Lei que criminaliza cyberbullying precisa ser sustentada por educação midiática

Publicado originalmente em Instituto Palavra Aberta por Mariana Mandelli. Para acessar, clique aqui.

* Mariana Mandelli é coordenadora de comunicação e Jonas Santana é analista de comunicação do Instituto Palavra Aberta

sanção da Lei Nº 14.811 na primeira quinzena do ano causou grande repercussão por incluir as práticas do bullying e do cyberbullying no Código Penal, especificamente no artigo que trata de constrangimento ilegal, além de alterar a Lei dos Crimes Hediondos e o Estatuto da Criança e do Adolescente (ECA).
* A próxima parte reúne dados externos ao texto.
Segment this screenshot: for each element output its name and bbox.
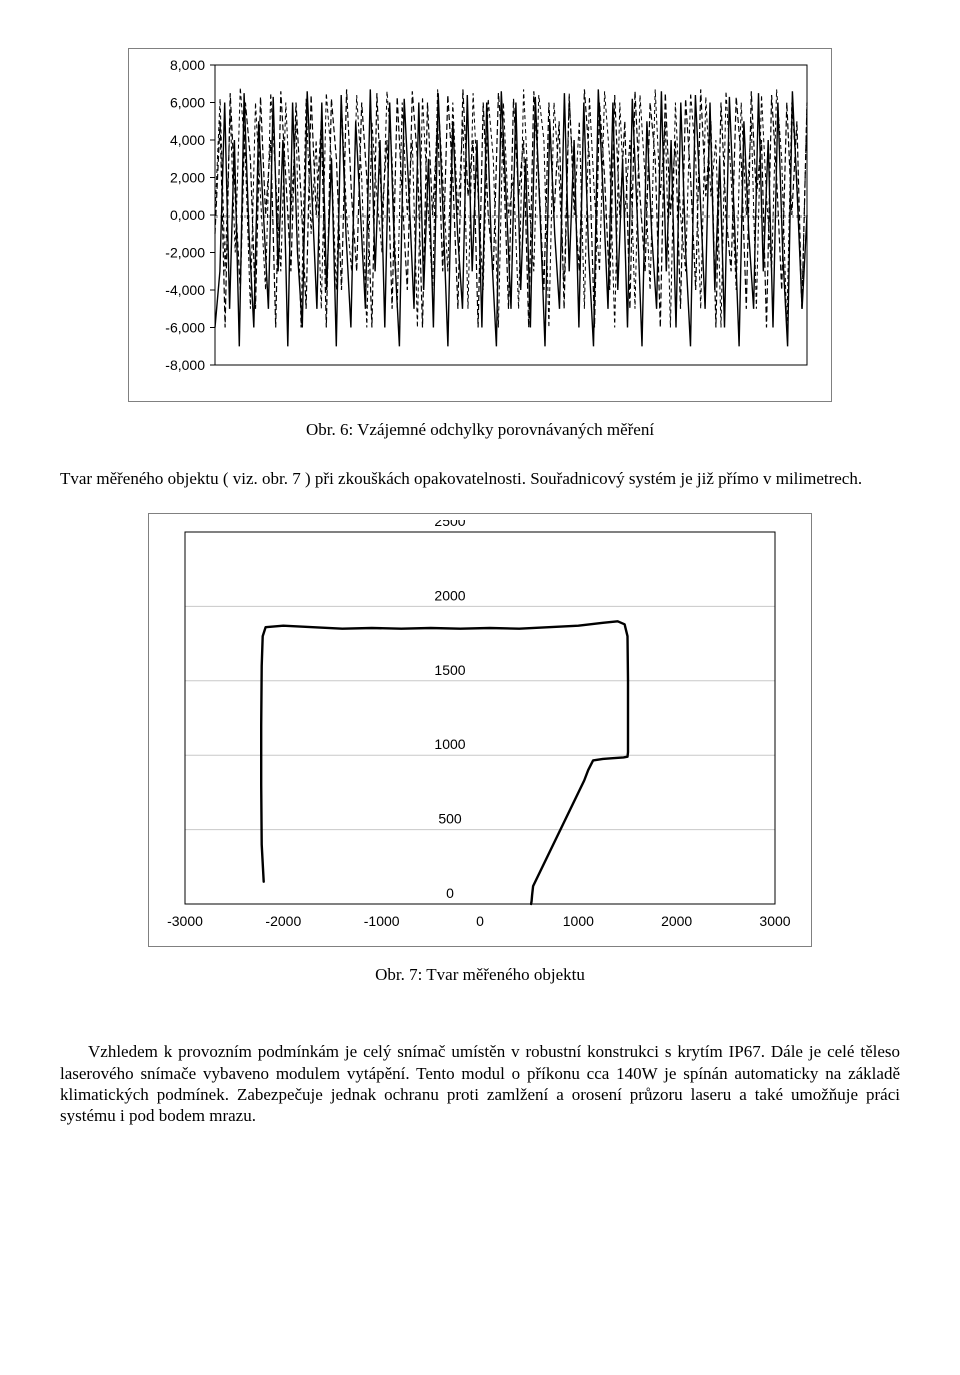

O bullying passa a ter pena prevista de multa, sendo definido como “intimidação sistemática”, mediante violência física ou psicológica, intencional e repetitiva, por meio de atos de intimidação, de humilhação ou de discriminação ou de ações verbais, sexuais, psicológicas, físicas, materiais ou virtuais.

Já o cyberbullying é classificado como “intimidação sistemática virtual”, caso a conduta seja realizada por meio da internet, de rede social, de aplicativos, de jogos on-line ou por qualquer outro meio ou ambiente digital, ou transmitida em tempo real. A punição é ainda mais rigorosa, com reclusão de dois a quatro anos e multa, quando a conduta não constituir crime mais grave.

O entendimento de que esse tipo de violência contra menores de idade pode ultrapassar as paredes e o tempo da escola, mesmo tendo começado dentro de uma instituição de ensino, é um ponto importante da nova legislação. Apesar da Lei 13.185 de 2015, conhecida como “lei antibullying”, já considerar o ambiente virtual em seu texto, agora, além da criminalização desse comportamento ser mais grave, há um maior detalhamento das violações. Isto demonstra uma tentativa de dar conta da complexificação da vida social que a digitalização nos trouxe.

Casos recentes de jovens que tiraram a própria a vida após serem ofendidos e perseguidos on-line são um triste exemplo disso. As mortes de Jéssica Canedo, de 22 anos, em dezembro, e a de Lucas Santos, de 16, em 2021, geraram uma grande discussão sobre responsabilização nas redes. 

De quem é a culpa nessas situações? Qual a relação entre saúde mental e mídias sociais? Curtidas e comentários podem levar alguém a atentar contra a própria vida? Os autores de boatos e postagens têm mais responsabilidade do que aqueles que os disseminaram? Até que ponto? Com a Lei Nº 14.811, o induzimento e o auxílio a suicídio por meio da internet passam a ser considerados crimes hediondos.

Mas, para além de fazer valer a nova legislação, é preciso que o debate seja mais abrangente do que tratar de formas de penalização. Na realidade, ele deve focar na prevenção desses crimes — ou seja, na educação de crianças e jovens para compreenderem, desde cedo, os efeitos que suas ações e relações interpessoais, dentro e fora das plataformas digitais, podem ter ao longo da vida dos colegas.

Pouco adiantará dobrar a pena de homicídio de líderes de comunidades virtuais, como obriga o texto recém-sancionado, se não formarmos uma geração educada midiática e socioemocionalmente, para que entendam as implicações de fazer parte desses grupos, analisem o tipo de conteúdo que é criado e compartilhado ali e quem são as potenciais vítimas dessas condutas. 

Além disso, mesmo tornando as penas mais duras para quem comete bullying e cyberbullying, é comum que os autores destas infrações contra menores sejam justamente seus próprios colegas da mesma faixa etária. Portanto, é preciso incentivar que eles desenvolvam empatia, senso crítico, ética e responsabilidade, aprendendo a serem cidadãos em um mundo cada vez mais conectado.

Comportamentos virtuais têm consequências reais, e algumas delas podem ser trágicas. Não somente por conta das punições que a Lei Nº 14.811 impõe, mas escolas e famílias não podem se isentar de discutir, em sala de aula e em casa, o impacto que certas ações podem causar em quem está do outro lado da tela lendo comentários odiosos, ataques gratuitos ou vendo a si mesmo em montagens degradantes.